Simon Barker, EE Times' resident student entrepreneur, ponders his PhD studies and decides they are a good fit for business. It's all about problem-solving, organization and commitment.
NEWCASTLE-UPON-TYNE, England -- I am an EE PhD student here in the snowy north of England, and aspiring entrepreneur currently balancing the demands of my research and running a small company called Slotzz (http://www.slotzz.co.uk).
My company is totally unrelated to my research - indeed it is not really related to electronic engineering except in that it is complementary to the iPad and iPhone and to similar mobile devices. However, I have been filling in a grant application specifically targeted at young entrepreneurs and one of the questions asked was this:
"What is your highest qualification to date and how do you believe this helps you in running your business?"
Still being a year out from finishing my PhD I had to answer that my highest qualification is a bachelors degree, but I feel that the studies that I use the most in running Slotzz are those conducted for my PhD. This may sound odd, a highly technical qualification helping someone to run a mobile device accessory company, but there is a surprising amount of crossover once you leave behind the nuances of the topics in question.
1. Starting a company is a mammoth task with a seemingly never-ending list of things to do in the first few weeks. Prioritizing what to do and breaking the process down into small, manageable chunks is vital to deal with this. A three-year research project is an equally huge, daunting and seemingly insurmountable task at the start, however once you develop the skills to identify key areas, requirements, milestones and outcomes the whole thing boils down to a series of steps that should, in theory, lead to the desired outcome.
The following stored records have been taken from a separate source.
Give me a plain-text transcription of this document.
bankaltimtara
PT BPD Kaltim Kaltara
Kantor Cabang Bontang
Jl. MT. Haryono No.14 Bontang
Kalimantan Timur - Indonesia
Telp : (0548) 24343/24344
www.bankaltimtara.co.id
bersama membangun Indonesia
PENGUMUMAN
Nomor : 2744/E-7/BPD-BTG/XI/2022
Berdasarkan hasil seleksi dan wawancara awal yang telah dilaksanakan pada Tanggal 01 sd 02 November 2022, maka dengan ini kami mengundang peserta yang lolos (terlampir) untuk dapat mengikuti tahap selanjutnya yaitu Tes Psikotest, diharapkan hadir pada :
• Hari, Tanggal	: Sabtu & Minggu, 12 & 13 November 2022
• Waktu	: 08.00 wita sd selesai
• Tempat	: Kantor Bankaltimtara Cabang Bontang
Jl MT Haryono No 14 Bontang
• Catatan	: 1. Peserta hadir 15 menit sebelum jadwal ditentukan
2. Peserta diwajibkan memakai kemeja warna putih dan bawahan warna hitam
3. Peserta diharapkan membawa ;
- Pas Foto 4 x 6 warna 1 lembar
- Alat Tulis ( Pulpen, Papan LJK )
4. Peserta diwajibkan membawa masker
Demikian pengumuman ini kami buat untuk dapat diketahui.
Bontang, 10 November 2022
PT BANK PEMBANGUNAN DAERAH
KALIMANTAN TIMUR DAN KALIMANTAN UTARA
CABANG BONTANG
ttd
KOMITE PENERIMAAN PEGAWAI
2. Running a company is a calculated risk and there are things you can do to minimize the uncertainties but ultimately it is a risk, just like research. Any new topic worth the title of a PhD is likewise inherently risky. You set out to push the boundaries of science and engineering just a tiny bit further with little idea as to how it will pan out. There are things that can be done to minimize the risk, literature review, contacting leading people in the field to discuss issues but at the end of the day no one knows for sure what is going to happen. This is probably the most important thing undergraduates, myself included, learn when transitioning into research; coping with that uncertainty and the fact that often we just don't know the answer and that's why it's research. Living with uncertainty is constant with running a business.
4. Creativity. I don't mean in the arty sense, I mean in the "How to reach this milestone" sense. Can't afford the fancy pre-printed branded bags for the upcoming Christmas sales fairs? Find a way of branding the cheaper unprinted ones and yield the same result at a fraction of the cost. Can't afford to pay the branding experts a fortune? Find a way to achieve the desired branding in-house. Similarly with research; equipment needs adapting, a machine can’t quite do what you want, a test rig needs building as no one manufactures quite what you need. These little problems that arise whilst doing research can make for some extremely creative solutions and this experience in the research world seems to be influencing my business decisions.
5. The final one is a simple one - project management. I may be in the minority, but for my PhD research I have a reasonable amount of autonomy. My supervisor is a fantastic help and inspiration, and his physics background is a huge help when dealing with a problem from a fundamentals approach, however my topic is outside his core area of knowledge. This means I have guided my project from a very early stage. Nothing could be better preparation for the CEO position of a startup. The responsibility of setting direction, ethos and committing to making products and marketing falls to the founders and dealing with some of the parallel issues in steering my PhD has been a fantastic help in the business.
Those are my five reasons why PhD students can make it as entrepreneurs. This is by no means an exhaustive list and I have not considered some aspects of a PhD which would not transfer well into business. I think though, that if nurtured properly, and given the chance, there are a lot of PhD students that are well-equipped for – and would enjoy – the entrepreneurial journey more than they probably think.